Editor’s Note: Neil is the Vice President of Work Place Services and Country General Manager for the United Kingdom at Agilent. This is his story of how Agilent is going green and increasing our sustainability.

Agilent has a corporate colour palette. I wish it was like one of those make-up boxes, complete with a mirror in the lid and a brush tucked into the side, ready to be shipped at a moment’s notice to a building project somewhere in the world. In reality, it’s a website from Corporate Branding with Pantone codes.

Choosing colours from the palette are best left as local decisions. My observation is that in much of Asia they prefer reds and oranges, as this picture of a recent pantry upgrade in Penang shows. Korea though, chose a high-tech brushed aluminum and LED affair for their consolidation of three offices into one; while the team in Boston went with lime green on a recent repurpose of an ex-manufacturing facility into an R&D and customer training campus. How wrong we might have been if the colours had been imposed from afar.

My favorite colour? Green, of the environmental variety. Agilent has been focused on sustainability projects for a long time and we regularly receive recognition including a listing in Newsweek’s top green companies ranking, and being graded a B in the annual Carbon Disclosure Project. Go Agilent!

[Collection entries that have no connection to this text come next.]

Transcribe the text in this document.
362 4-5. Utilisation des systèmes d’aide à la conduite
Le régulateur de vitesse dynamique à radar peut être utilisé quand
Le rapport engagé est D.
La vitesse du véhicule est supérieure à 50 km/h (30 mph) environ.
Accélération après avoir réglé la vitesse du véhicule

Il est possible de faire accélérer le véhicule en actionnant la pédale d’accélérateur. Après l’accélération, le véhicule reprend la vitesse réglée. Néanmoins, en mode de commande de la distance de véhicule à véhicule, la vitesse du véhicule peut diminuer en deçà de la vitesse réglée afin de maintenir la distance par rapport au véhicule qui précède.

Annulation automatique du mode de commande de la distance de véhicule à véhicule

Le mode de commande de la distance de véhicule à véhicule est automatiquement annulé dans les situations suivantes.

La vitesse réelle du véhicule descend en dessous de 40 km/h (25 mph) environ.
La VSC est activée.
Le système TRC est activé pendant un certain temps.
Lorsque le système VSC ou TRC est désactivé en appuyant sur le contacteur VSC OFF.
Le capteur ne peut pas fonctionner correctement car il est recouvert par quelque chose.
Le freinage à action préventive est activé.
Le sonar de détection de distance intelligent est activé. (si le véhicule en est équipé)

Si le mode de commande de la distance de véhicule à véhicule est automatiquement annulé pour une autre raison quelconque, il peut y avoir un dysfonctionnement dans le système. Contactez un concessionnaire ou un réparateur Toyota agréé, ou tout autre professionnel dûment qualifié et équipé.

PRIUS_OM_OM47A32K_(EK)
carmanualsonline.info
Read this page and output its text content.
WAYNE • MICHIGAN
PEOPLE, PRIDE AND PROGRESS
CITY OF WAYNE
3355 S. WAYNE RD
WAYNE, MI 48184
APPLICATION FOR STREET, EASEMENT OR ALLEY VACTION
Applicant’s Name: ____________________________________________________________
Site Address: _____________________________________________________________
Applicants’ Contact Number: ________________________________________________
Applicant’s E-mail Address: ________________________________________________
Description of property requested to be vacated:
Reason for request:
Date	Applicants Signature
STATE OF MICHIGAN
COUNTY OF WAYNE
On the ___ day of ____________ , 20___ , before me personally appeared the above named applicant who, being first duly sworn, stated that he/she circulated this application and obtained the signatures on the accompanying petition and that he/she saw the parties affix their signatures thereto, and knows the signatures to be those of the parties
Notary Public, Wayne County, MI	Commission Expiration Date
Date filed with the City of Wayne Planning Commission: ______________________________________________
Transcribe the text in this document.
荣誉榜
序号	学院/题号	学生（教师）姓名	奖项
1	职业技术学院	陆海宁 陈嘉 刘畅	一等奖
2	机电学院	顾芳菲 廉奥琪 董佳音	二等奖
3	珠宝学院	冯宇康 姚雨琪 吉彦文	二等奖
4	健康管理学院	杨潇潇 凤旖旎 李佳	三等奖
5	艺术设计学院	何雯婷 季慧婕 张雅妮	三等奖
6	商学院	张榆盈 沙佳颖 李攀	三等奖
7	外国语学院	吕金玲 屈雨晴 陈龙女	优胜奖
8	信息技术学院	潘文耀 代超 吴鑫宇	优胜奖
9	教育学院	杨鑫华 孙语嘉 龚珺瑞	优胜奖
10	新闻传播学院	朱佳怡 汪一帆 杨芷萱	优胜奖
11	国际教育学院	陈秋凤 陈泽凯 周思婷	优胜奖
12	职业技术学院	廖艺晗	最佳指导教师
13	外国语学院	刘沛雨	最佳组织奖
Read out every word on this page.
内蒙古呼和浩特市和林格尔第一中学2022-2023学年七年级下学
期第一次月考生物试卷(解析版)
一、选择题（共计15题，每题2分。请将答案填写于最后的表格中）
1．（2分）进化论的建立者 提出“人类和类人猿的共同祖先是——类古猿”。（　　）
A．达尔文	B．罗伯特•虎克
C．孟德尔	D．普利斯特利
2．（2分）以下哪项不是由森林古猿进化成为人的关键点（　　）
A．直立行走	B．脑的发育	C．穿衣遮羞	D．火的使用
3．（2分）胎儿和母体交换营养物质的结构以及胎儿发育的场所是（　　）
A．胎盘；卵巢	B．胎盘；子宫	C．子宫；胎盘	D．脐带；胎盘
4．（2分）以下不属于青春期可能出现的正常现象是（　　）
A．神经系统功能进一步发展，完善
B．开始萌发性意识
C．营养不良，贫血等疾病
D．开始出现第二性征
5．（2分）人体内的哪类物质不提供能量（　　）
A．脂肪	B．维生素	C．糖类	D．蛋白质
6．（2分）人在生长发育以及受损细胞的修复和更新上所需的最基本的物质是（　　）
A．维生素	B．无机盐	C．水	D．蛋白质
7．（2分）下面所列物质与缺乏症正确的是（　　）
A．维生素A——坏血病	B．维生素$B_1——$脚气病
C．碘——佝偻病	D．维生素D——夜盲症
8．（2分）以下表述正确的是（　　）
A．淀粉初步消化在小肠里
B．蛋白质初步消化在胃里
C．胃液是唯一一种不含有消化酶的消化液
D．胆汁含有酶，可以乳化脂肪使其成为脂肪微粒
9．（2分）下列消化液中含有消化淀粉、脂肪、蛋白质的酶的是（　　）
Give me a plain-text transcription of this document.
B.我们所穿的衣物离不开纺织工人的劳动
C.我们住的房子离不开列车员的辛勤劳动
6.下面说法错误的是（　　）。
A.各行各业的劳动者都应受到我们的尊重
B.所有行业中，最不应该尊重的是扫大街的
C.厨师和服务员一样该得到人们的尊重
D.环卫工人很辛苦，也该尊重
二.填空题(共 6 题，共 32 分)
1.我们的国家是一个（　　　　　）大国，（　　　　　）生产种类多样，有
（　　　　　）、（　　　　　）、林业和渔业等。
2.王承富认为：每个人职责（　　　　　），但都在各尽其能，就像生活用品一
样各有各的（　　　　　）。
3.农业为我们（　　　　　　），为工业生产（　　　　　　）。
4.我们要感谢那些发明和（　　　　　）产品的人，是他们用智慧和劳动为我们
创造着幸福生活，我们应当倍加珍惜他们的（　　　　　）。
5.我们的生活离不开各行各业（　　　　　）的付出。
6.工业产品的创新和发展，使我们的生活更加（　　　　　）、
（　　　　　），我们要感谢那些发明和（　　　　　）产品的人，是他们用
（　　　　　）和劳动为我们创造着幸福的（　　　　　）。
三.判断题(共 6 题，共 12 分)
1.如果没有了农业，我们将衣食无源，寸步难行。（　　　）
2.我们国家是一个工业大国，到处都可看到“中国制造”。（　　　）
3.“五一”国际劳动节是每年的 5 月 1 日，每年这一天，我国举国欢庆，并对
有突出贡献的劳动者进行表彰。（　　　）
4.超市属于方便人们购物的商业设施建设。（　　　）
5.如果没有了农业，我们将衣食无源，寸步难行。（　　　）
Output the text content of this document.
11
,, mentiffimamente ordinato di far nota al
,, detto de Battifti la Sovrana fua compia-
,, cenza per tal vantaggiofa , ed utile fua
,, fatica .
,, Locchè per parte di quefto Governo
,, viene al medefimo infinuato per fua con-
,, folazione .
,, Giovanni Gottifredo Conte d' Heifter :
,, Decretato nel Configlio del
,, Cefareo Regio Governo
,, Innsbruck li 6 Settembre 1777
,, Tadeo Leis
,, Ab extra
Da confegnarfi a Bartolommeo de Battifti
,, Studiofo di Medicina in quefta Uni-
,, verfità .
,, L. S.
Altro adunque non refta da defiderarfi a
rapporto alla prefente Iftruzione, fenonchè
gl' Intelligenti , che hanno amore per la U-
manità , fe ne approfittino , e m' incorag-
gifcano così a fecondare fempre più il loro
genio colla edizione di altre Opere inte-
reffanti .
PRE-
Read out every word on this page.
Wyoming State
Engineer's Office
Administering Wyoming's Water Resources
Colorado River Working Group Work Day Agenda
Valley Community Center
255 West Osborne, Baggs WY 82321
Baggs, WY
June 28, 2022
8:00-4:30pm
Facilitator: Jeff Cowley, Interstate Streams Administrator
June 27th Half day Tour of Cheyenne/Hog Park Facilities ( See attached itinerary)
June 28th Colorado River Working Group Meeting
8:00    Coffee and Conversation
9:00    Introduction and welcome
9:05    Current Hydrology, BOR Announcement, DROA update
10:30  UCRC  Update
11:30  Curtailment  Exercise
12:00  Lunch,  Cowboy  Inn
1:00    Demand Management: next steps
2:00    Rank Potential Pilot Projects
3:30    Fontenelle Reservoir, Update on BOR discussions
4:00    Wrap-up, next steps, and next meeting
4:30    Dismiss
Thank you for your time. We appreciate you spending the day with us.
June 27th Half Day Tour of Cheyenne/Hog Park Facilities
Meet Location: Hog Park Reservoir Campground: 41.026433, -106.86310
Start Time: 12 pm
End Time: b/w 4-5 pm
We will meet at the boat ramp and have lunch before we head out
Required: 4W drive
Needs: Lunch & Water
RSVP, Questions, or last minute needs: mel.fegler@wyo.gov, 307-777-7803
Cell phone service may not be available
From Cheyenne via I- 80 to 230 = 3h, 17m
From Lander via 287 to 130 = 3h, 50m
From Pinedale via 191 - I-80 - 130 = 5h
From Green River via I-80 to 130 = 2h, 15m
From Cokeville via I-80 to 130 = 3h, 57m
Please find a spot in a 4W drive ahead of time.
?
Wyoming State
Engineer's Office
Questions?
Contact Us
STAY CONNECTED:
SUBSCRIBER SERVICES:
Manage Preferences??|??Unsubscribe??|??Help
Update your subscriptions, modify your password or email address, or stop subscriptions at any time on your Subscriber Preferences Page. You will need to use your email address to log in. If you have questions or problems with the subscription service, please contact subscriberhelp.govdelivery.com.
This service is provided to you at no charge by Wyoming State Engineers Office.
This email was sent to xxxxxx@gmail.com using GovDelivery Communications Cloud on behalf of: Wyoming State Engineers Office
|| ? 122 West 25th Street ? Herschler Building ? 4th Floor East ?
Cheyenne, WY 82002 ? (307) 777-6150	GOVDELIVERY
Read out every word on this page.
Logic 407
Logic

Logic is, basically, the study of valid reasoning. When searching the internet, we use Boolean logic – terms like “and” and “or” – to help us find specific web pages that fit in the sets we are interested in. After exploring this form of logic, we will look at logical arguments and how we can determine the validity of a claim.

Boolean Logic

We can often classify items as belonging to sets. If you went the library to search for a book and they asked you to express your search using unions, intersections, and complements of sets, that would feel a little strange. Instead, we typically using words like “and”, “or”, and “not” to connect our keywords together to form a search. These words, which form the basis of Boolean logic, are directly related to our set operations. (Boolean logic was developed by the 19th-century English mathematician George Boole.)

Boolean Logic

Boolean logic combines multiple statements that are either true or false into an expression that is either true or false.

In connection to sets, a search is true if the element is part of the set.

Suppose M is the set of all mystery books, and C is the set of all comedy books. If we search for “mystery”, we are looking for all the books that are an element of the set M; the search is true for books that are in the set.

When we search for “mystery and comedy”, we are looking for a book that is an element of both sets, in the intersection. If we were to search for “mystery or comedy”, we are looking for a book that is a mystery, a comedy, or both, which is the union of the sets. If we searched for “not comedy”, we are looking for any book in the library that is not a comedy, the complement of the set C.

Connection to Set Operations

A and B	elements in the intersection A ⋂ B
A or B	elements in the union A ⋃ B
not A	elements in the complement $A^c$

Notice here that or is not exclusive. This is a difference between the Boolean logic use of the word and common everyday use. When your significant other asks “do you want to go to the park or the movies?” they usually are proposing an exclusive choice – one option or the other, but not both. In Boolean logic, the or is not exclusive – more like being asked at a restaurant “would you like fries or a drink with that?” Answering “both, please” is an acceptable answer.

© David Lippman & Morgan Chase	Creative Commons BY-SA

There are many aspects to our focus on sustainability. One shade of green is using renewable energy from our solar power systems in Santa Clara, Waldbronn, Manesar and, most recently, in Church Stretton. Another shade of green is energy conservation. In FY17 Agilent invested over $4m in LED lighting upgrades and new chillers resulting in a 2682 metric ton carbon reduction — that’s equivalent to taking 571 cars off the road to you and me — and it also yields $1m savings a year. Yet another shade of green is water conservation — our Manesar site in India has a giant tank under the building to harvest all the rain water that falls in the roof. Recycling adds another dimension and Agilent’s goal is to divert 90% of its waste from landfill.

New construction is an obvious target, with the opportunity for the latest energy efficiency to be built in. As part of the recent construction in Waldbronn we share an energy center with the adjacent community in a symbiotic relationship where the excess heat from our cooling in the summer warms the local swimming pool. How cool/hot is that!

Our products provide other shades of green — the new Intuvo GC has a 70% smaller footprint which means it consumes less energy, less packaging, and less CO2 to transport. It was named a finalist in the 2017 Sustainability Awards for its efficiency and oil free pump. Agilent’s Remarketing Solutions Division is dedicated to recovering old instruments for resale and we offer a variety of trade in programs designed to help customers recycle and reuse. Plus of course the major contribution our products make to the environment through our end markets — Agilent instruments can perform more than 800 different tests related to the environment, food safety and the like.

Not that everything makes the cut. Part of this year was spent looking into a wind farm in Texas but ultimately it was decided it added too much complexity and risk to the company. Projects have to align with our business strategies and gross margin goals — after all we want a sustainability strategy which is sustainable!

There’s always more to do and FY18 will be a busy year. Hybrid vehicles are already in the car fleet for the first time, starting with the US, and the Bloom energy server which is an alternative energy source equivalent to taking 252 cars off the road and it avoids 344 million gallons of water being withdrawn by conventional power stations. Now that Santa Clara (the company’s biggest energy consumer) is signed up, WPS will evaluate Bloom energy servers for other sites.

All of this is good news. It’s good for the environment, it’s good for making Agilent a great place to work, it’s good for our finances, and it’s good for business as customers and investors increasingly focus on our environmental credentials.

The identification of new projects will continue and we all can contribute in our own ways, from recycling waste, to conserving energy and water, to proposing new ideas to local management. We may not be supplying employees with a paint brush and the corporate colour palette anytime soon, but everyone can play a role in helping to paint the company green.